Sunday, May 25, 2008

A single European police force (not)

Did you know that secret plans to set up a single European police force are being drawn up in Brussels?

This is the claim made by The Sunday Express today, a move which, says the paper, could see foreign police officers patrolling our streets.

Details of the plan, we are told, are buried in documents detailing the European Commission's budget proposals. They show the Commission is to fund a study on "the feasibility of and obstacles to the creation of a federal police force for the EU".

As we already known, the EU has set up the Europol organisation to encourage greater co-operation between national police forces. But, the paper claims, the latest plan would replace Britain's localised system with one controlled from a single place, probably Brussels.

This plan, The Express also tells us, "sparked a furious reaction in Britain last night." Shadow Home Secretary David Davis said:

This is a deeply alarming development. Responsibility for policing must remain in the hands of national governments, not a European force that is not accountable to the British public. The Government must stand up for British interests and make clear their opposition to this proposal at the very outset.
No doubt, some will be comforted to learn that our shadow home secretary is on the case. But what case is he actually on?
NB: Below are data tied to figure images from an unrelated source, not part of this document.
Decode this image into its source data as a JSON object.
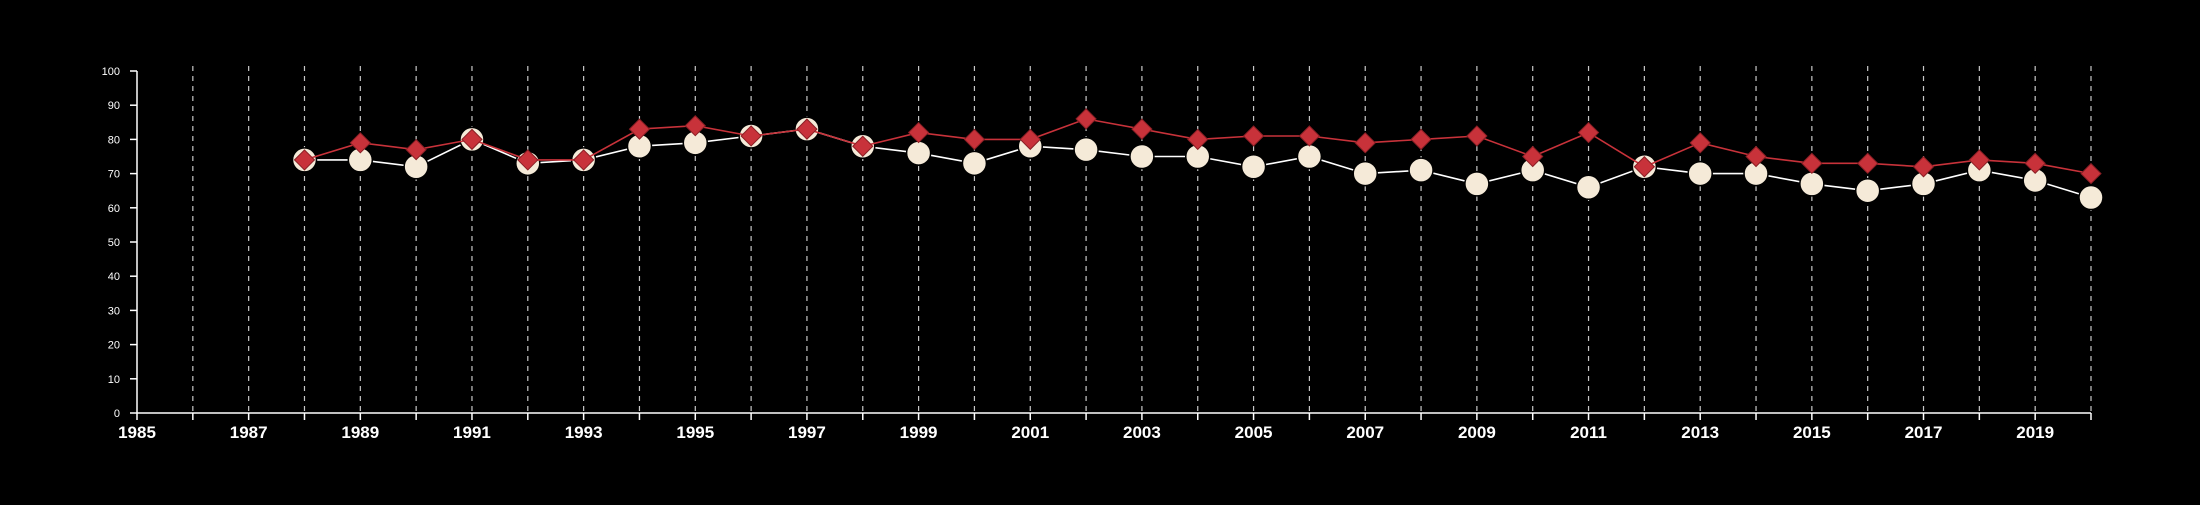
{
  "chart_data": {
    "type": "line",
    "title": "",
    "xlabel": "",
    "ylabel": "",
    "xlim": [
      1985,
      2020
    ],
    "ylim": [
      0,
      100
    ],
    "y_ticks": [
      0,
      10,
      20,
      30,
      40,
      50,
      60,
      70,
      80,
      90,
      100
    ],
    "x_tick_labels": [
      "1985",
      "1987",
      "1989",
      "1991",
      "1993",
      "1995",
      "1997",
      "1999",
      "2001",
      "2003",
      "2005",
      "2007",
      "2009",
      "2011",
      "2013",
      "2015",
      "2017",
      "2019"
    ],
    "vertical_gridlines": "dashed, every year",
    "x": [
      1988,
      1989,
      1990,
      1991,
      1992,
      1993,
      1994,
      1995,
      1996,
      1997,
      1998,
      1999,
      2000,
      2001,
      2002,
      2003,
      2004,
      2005,
      2006,
      2007,
      2008,
      2009,
      2010,
      2011,
      2012,
      2013,
      2014,
      2015,
      2016,
      2017,
      2018,
      2019,
      2020
    ],
    "series": [
      {
        "marker": "circle",
        "color": "#f5ead8",
        "values": [
          74,
          74,
          72,
          80,
          73,
          74,
          78,
          79,
          81,
          83,
          78,
          76,
          73,
          78,
          77,
          75,
          75,
          72,
          75,
          70,
          71,
          67,
          71,
          66,
          72,
          70,
          70,
          67,
          65,
          67,
          71,
          68,
          63
        ]
      },
      {
        "marker": "diamond",
        "color": "#c8323a",
        "values": [
          74,
          79,
          77,
          80,
          74,
          74,
          83,
          84,
          81,
          83,
          78,
          82,
          80,
          80,
          86,
          83,
          80,
          81,
          81,
          79,
          80,
          81,
          75,
          82,
          72,
          79,
          75,
          73,
          73,
          72,
          74,
          73,
          70
        ]
      }
    ]
  }
}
Tracking these "secret plans", we find that they do not actually exist. The reference stems from an EU parliamentary question from europhile Lib-Dim MEP Bill Newton Dunn, who asked:

Will the Commission … provide details of any study which EuroPol has ever made "to discover the feasibility of and obstacles to the creation of a federal police force for the EU"?
And the answer was:

The Commission does not favour undertaking a feasibility study on the creation of a Federal Police Force because it fully supports EUROPOL in the performance of its present mandate and backs the developments under way which are geared towards ensuring that EUROPOL is fit to meet future challenges.
The question, incidentally, was asked in the November and answered on Thursday, 14 December … 2006 - nearly 18 months ago. Interestingly, the commission then added:

The Commission fully shares the views of those who think that Europol should be a police agency aimed at gathering and disseminating police information in support of the law enforcement agencies of the Member States rather than an agency with coercive powers. It intends to submit a proposal recasting Europol as soon as possible.
There are many reasons to be highly suspicious of Europol (which, incidentally, has its headquarters in The Hague, not Brussels - pictured) – not least this one. But the one thing which is not going to happen is a single European police force, federal or otherwise, patrolling our streets. The EU does not work that way, preferring to work through existing agencies, controlling them rather than replacing them.

This, is its own way, is far more dangerous than having "foreign police officers patrolling our streets". The end game is to have our own officers, still in local uniforms, but working to an EU agenda.

However, the myth is much more fun than the reality, and the media can always rely on a willing "talking head" politician to back up its fantasy.